The numbers in Ontario have also shown improvement for the Conservatives over the summer. Unlike Atlantic Canada, Ontario polling samples generally range from 300 to 600 respondents, leading to much less uncertainty in the data. Nanos Research (data paywalled), Abacus Data and Léger all gave the CPC leads ranging from 4 to 10 points over the summer. Ipsos had both parties tied at 38% in the province.
In both Ontario and Atlantic Canada, the Conservatives would record significant seats gains in a general election should those numbers hold.
…but there is no election in sight now, is there?

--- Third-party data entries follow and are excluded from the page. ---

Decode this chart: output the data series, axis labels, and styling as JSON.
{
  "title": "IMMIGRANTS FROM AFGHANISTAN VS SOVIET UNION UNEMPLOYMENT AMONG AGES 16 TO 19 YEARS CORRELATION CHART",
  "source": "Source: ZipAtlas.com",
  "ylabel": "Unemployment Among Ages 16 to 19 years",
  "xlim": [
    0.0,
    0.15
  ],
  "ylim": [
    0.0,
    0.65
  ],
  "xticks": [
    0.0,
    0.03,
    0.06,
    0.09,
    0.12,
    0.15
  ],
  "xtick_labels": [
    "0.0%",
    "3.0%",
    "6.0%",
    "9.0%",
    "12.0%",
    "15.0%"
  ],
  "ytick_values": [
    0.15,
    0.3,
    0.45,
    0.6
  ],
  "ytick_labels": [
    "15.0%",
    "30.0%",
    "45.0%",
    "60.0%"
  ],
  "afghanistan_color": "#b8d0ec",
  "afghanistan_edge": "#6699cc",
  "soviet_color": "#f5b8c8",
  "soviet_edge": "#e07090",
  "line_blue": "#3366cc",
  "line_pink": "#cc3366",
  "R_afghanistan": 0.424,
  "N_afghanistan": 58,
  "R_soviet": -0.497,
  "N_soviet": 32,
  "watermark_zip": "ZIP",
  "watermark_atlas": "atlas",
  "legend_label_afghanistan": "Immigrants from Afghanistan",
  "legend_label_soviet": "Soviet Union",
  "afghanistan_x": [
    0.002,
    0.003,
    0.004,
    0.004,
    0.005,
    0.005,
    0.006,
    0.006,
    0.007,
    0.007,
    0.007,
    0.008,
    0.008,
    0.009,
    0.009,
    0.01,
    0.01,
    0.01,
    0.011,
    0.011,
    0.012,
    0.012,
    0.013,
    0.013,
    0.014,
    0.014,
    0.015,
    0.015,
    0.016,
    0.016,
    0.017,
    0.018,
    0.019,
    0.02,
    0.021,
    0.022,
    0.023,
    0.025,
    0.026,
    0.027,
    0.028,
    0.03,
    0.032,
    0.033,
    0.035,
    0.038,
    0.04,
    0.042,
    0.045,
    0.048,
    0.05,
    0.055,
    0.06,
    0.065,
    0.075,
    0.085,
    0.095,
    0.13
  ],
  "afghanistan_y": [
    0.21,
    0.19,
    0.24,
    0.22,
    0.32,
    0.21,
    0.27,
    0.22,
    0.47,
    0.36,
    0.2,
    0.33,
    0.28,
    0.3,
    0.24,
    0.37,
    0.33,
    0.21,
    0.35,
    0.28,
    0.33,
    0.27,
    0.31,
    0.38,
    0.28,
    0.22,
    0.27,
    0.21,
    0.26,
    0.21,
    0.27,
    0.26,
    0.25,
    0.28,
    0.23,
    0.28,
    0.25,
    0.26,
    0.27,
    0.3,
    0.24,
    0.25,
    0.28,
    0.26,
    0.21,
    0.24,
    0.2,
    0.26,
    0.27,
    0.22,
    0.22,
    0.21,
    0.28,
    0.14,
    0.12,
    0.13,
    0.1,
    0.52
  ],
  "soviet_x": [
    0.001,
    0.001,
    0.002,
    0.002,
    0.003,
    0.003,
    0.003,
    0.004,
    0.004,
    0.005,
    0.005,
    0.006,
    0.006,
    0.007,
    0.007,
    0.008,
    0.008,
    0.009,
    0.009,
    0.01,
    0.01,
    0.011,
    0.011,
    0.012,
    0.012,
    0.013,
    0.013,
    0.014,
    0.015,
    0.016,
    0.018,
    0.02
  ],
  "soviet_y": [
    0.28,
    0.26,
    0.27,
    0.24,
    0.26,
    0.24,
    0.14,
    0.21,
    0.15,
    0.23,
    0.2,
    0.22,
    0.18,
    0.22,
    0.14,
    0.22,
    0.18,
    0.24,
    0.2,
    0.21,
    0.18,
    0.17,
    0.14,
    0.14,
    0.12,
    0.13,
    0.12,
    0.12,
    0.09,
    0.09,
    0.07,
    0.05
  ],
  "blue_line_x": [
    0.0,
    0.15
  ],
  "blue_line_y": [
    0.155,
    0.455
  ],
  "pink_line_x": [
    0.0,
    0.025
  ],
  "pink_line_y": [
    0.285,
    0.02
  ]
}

As stated above, these projections are not a prediction for the next general election, whenever it may be held (although October 2025 appears increasingly likely). Nevertheless, they show that this is the deepest hole the Trudeau Liberals have found themselves in since taking power in 2015, and one wonders whether they can turn it around once more.
Summer polls do not predict the future — not even the near future, as we saw in 2019 and 2021 — but all indicators point to an electorate in an increasingly foul mood towards its government. At some point, magic runs out for any governing party.
The next two years will feel like the longest of Pierre Poilievre’s life. To be continued.